This, however, is often proven to be better in theory than in actuality. It seems that those who are great at what they do may not truly understand how they did everything to get them there. This is as true in business as it is in sports. In the film clip below, Malcolm Gladwell discusses why a Professional Tennis Player may not be the best person to ask in determining 'how' to become a great tennis player.
As it turns out, the sports Pros may not be positioned well to teach you what they do because they do it instinctively. It isn't a rational decision they make, it's a reaction or response to stimuli. What Gladwell doesn't mention in this clip though is that there are people who are positioned to help you improve your game. Those people are the coaches. These are the people that have broken the moves down, who have studied what it takes to succeed; which is why they are there coaching the pros.

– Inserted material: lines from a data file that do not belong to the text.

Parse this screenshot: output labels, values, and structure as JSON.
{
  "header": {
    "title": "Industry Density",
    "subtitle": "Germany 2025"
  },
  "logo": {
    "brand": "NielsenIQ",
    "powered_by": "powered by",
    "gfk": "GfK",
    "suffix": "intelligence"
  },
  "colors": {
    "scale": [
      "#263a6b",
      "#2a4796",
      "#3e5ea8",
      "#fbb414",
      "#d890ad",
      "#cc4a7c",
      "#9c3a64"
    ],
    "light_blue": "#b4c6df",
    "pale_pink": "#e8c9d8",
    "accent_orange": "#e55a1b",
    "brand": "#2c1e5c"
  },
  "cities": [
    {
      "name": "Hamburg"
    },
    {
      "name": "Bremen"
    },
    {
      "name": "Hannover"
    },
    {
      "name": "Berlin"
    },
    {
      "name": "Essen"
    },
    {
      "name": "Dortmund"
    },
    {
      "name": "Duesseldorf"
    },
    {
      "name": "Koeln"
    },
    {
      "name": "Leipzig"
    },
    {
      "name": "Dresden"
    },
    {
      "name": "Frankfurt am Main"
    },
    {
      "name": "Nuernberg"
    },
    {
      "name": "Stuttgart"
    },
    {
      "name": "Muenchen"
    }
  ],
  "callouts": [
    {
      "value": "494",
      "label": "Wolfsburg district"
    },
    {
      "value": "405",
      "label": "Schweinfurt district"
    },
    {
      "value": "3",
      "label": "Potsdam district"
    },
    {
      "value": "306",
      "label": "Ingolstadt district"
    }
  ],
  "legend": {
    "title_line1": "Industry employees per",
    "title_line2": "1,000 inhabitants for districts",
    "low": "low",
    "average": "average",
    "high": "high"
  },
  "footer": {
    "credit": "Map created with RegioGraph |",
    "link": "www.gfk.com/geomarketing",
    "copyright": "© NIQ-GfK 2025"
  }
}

When you are looking for direction on how to become the best, your time may be better served in learning from those that helped the Best in Class get there, than in questioning those who have made it. Look to those who have guided the success of others, and not just themselves, for they understand what is necessary and are better positioned to help you find ways that will work for you. Most pros know what it took for them to get there but are not well-positioned to offer you alternative routes.
We see this happen in business where, for example, you have a sales rep out in the field who is just killing it. They are by-far out-selling all others and so, naturally, they get promoted. The assumption is that they will now teach those reporting to them 'how to do it'. The organization is hoping to now not just have one person in the field selling like crazy but a whole team of 'em. But... it just doesn't happen. Turns out... that sales rep turned manager doesn't know how to describe what they do to create rapport. They can't truly explain how the 'magic' works. Sure, they make up stuff to share and to get others working on replicating, but it turns out like that recipe you got from your grandma where it seems to be missing that one ingredient! Getting there and explaining 'how' to get there are not the same skill. Sometimes it it better to leave that amazing, exceptional person alone, doing what makes them amazing and exceptional and promote the person who understands the steps to helping others be amazing and exceptional.
Being the Best is an admirable goal. But, if you are looking to help grow and develop others, you don't need to be the Best at what you coach in, you just need to be the best coach. Two different skills. Make sure that you get what you need from those better positioned to give it to you.